Здесь следует сказать, что все церковные вольности, буллы и все прочее, чем торгует Папа в своей лавке в Риме, должны быть отменены, не должны приниматься во внимание или должны быть распространены на всех. Но если он продает или дает особые вольности,
Совет мой таков: если это безрассудство не может быть запрещено, то каждому честному христианину следует открыть глаза и не позволить сбивать себя с пути буллами, печатями и всем их суетным великолепием. Пусть он останется дома в своем приходе и довольствуется лучшим: своим крещением, Евангелием, своей верой, своим Христом и своим Богом, который тот же Бог повсюду. Пусть Папа будет слепым поводырем слепых. Ни ангел, ни Папа не сможет дать вам столько, сколько дает Бог в вашей приходской церкви. Дело обстоит так, что Папа уводит вас от даров Бога, данных вам бесплатно, к своим дарам, за которые вы должны платить. Он дает вам свинец вместо золота, шкуру вместо мяса, шнурок вместо кошелька, ушную серу вместо меда, красивые слова вместо блага, букву вместо духа. Вы все это видите перед своими глазами, но упорно не замечаете. Если вы намереваетесь уехать на небо на его дешевых бесовских безделушках, то эта колесница скоро сломается и вы упадете в Ад, и не во имя Бога живого!
Лев прервал чтение. Он тяжело дышал, ловил ртом воздух. Лицо его опасно побагровело. Я всерьез подумал, что он сейчас доведет себя до сердечного приступа. Лев в гневе швырнул книгу на пол.
– Ваше Святейшество, прошу вас, – это всего лишь риторика крестьянина!
– Я его сожгу, клянусь!
– Язык сточных канав.
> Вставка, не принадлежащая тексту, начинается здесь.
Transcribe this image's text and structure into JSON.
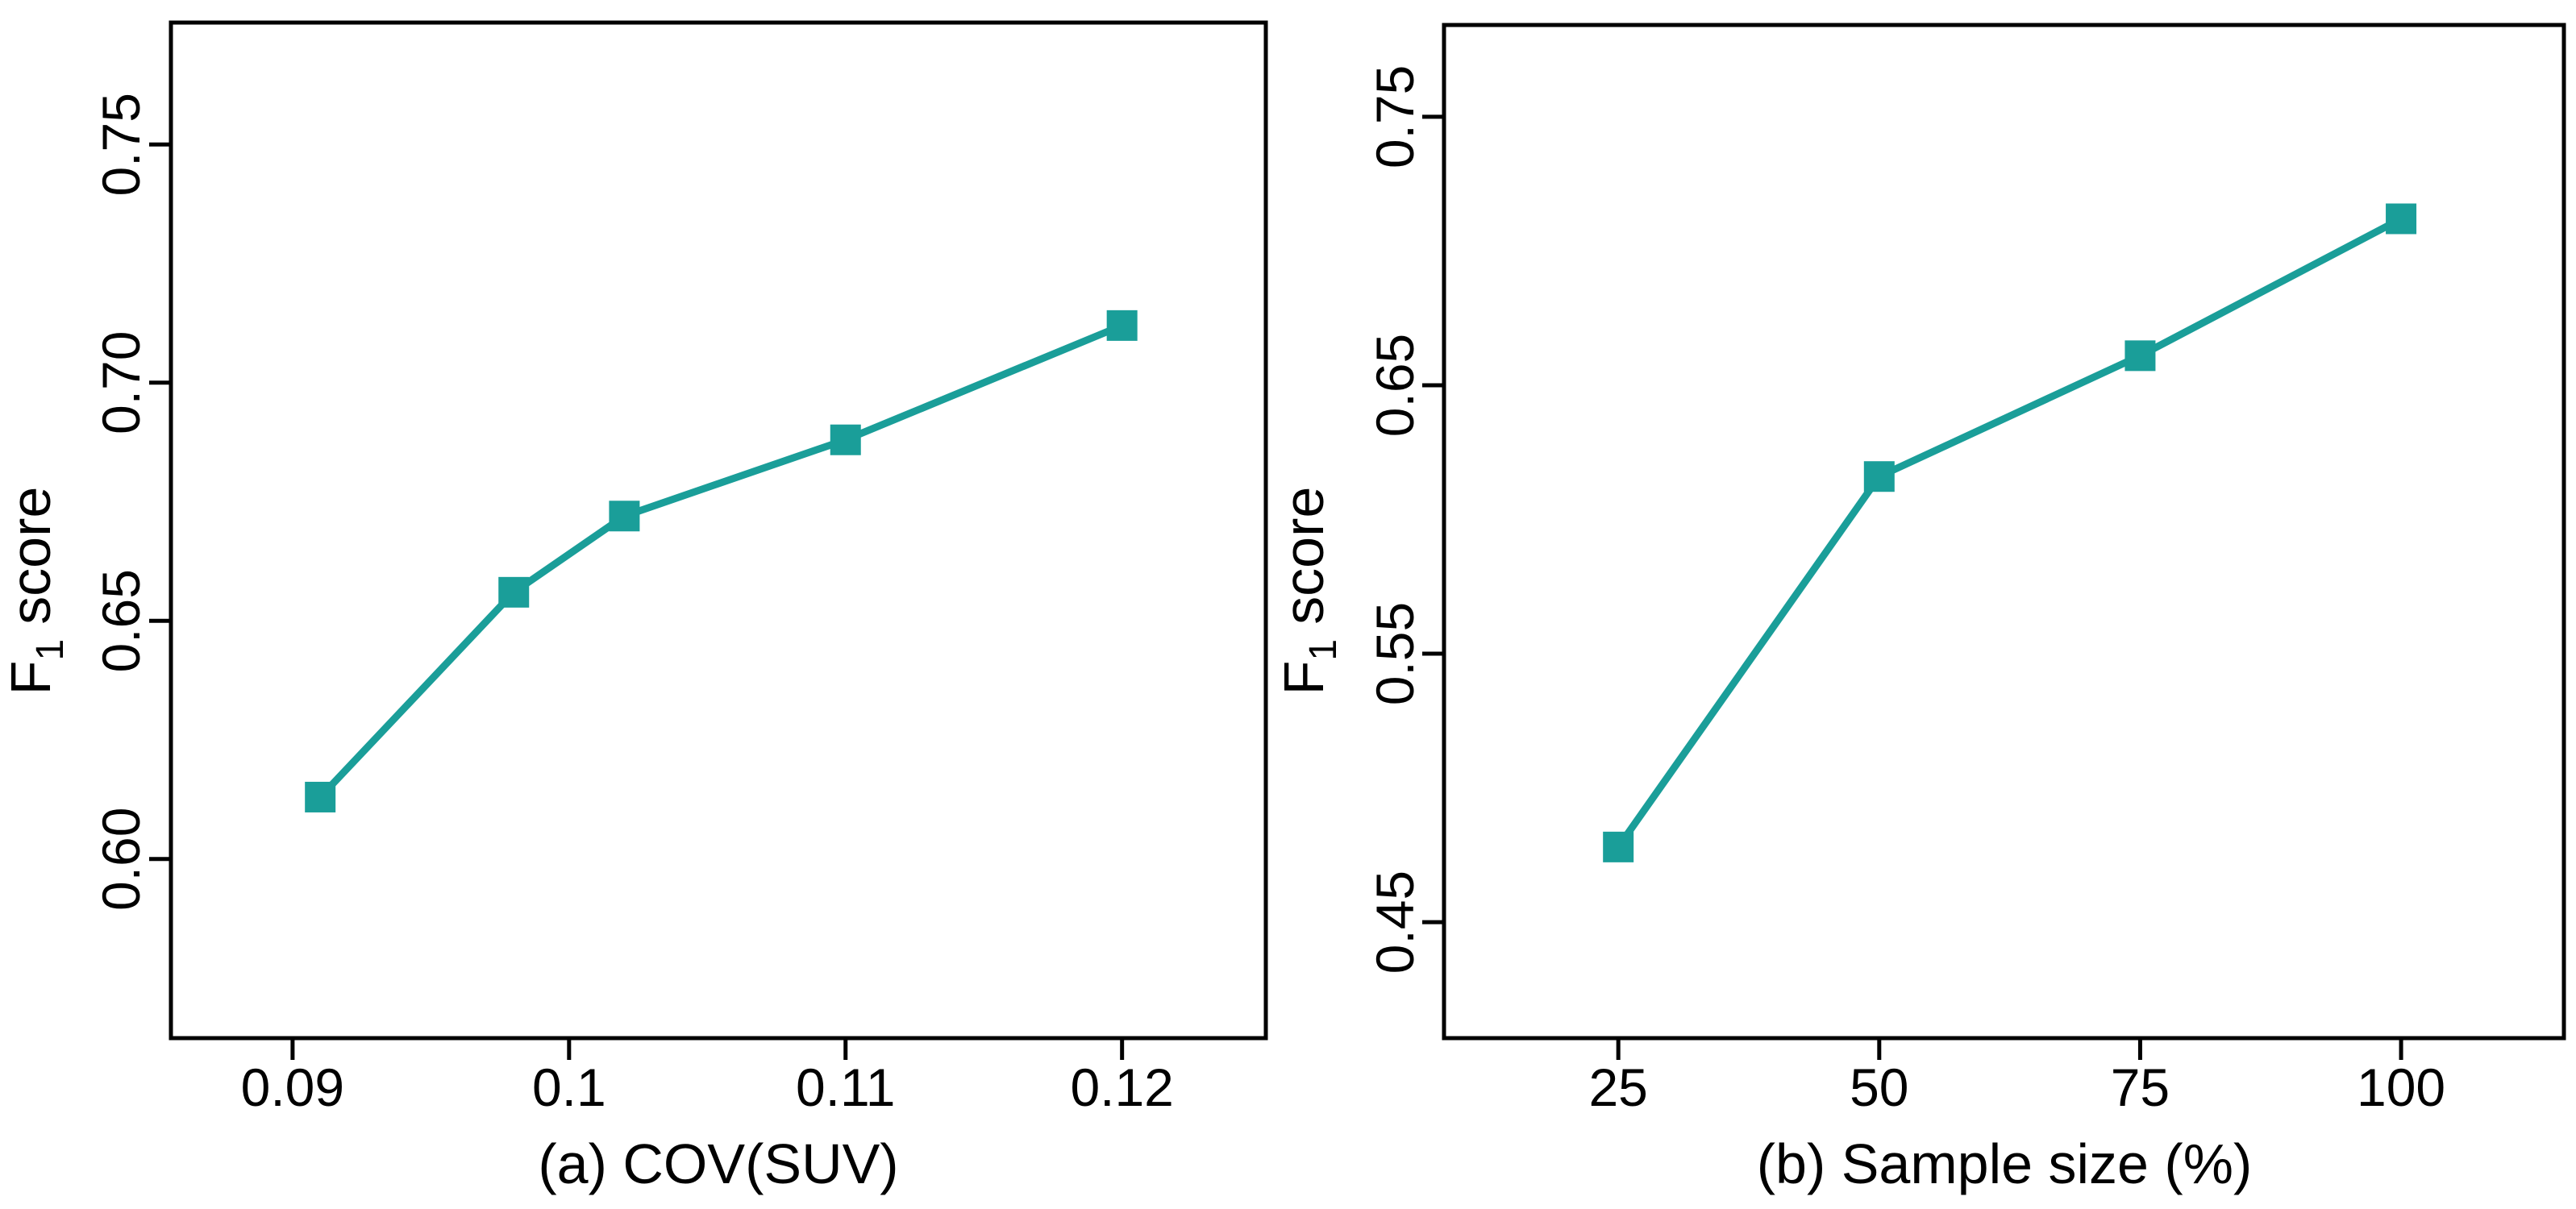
{
  "style": {
    "accent_color": "#1A9E99",
    "axis_color": "#000000",
    "background_color": "#FFFFFF"
  },
  "chart_data": [
    {
      "type": "line",
      "panel": "a",
      "title": "",
      "xlabel": "(a) COV(SUV)",
      "ylabel": "F1 score",
      "ylabel_parts": {
        "base": "F",
        "sub": "1",
        "rest": "score"
      },
      "x": [
        0.091,
        0.098,
        0.102,
        0.11,
        0.12
      ],
      "y": [
        0.613,
        0.656,
        0.672,
        0.688,
        0.712
      ],
      "xticks": [
        0.09,
        0.1,
        0.11,
        0.12
      ],
      "xtick_labels": [
        "0.09",
        "0.1",
        "0.11",
        "0.12"
      ],
      "yticks": [
        0.6,
        0.65,
        0.7,
        0.75
      ],
      "ytick_labels": [
        "0.60",
        "0.65",
        "0.70",
        "0.75"
      ],
      "xlim": [
        0.0856,
        0.1252
      ],
      "ylim": [
        0.5624,
        0.7756
      ],
      "grid": false,
      "legend": null,
      "marker": "square",
      "color": "#1A9E99"
    },
    {
      "type": "line",
      "panel": "b",
      "title": "",
      "xlabel": "(b) Sample size (%)",
      "ylabel": "F1 score",
      "ylabel_parts": {
        "base": "F",
        "sub": "1",
        "rest": "score"
      },
      "x": [
        25,
        50,
        75,
        100
      ],
      "y": [
        0.478,
        0.616,
        0.661,
        0.712
      ],
      "xticks": [
        25,
        50,
        75,
        100
      ],
      "xtick_labels": [
        "25",
        "50",
        "75",
        "100"
      ],
      "yticks": [
        0.45,
        0.55,
        0.65,
        0.75
      ],
      "ytick_labels": [
        "0.45",
        "0.55",
        "0.65",
        "0.75"
      ],
      "xlim": [
        8.3,
        115.6
      ],
      "ylim": [
        0.4068,
        0.7842
      ],
      "grid": false,
      "legend": null,
      "marker": "square",
      "color": "#1A9E99"
    }
  ]
}
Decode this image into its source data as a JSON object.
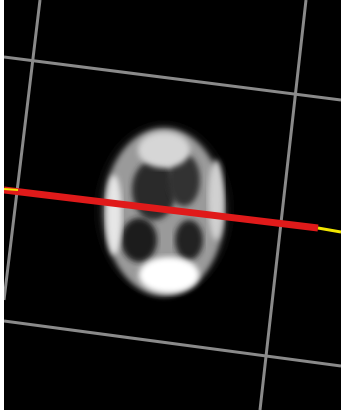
{
  "viewer": {
    "background_color": "#000000",
    "grid_color": "#8a8a8a",
    "cut_line_color": "#e01a1a",
    "cut_line_end_color": "#f2e600"
  },
  "icons": {
    "grid": "bounding-grid-lines",
    "slice": "brain-slice",
    "cut_line": "slice-intersection-line"
  }
}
Я все время слышал такое вокруг себя в детстве в Трастевере. Любая пропитая блядь напишет лучше.
Я с сожалением посмотрел на мемуары, лежащие передо мной на столе. В самом деле жаль, у меня тоже неплохо писалось, пока Лев меня не прервал.
– Я его живым зажарю, Пеппе, – выговорил Лев, немного успокаиваясь. – Я буду смотреть, как он горит в этой жизни, и буду тешить себя мыслью о том, что в следующей он будет гореть вечно. Этот человек – зараза, Пеппе. Его надо уничтожить.
– Да, Ваше Святейшество.
– Что ты там пишешь? Вот там, на столе.
– Ничего.
– Пишешь ничего? Действительно литературное достижение. У других это получилось не нарочно…
– Как у Лютера, – сказал я.
– …но ты делаешь это умышленно. Как умно. Могу я посмотреть этот шедевр, состоящий из ничего?
– Лучше не надо, Ваше Святейшество. Это… ну… довольно личное.
– Как же «ничего» может быть личным?
– Я выразился фигурально, и Ваше Святейшество это прекрасно поняли.
– Не может быть ничего личного в том, что касается Папы.
– Скажите это своей курии, Ваше Святейшество.
– О, я уже пробовал, поверь…
Лев как-то странно и задумчиво посмотрел на меня; его отстраненный взгляд был направлен в себя, и я понял, что его уже нисколько не интересует характер моих записей.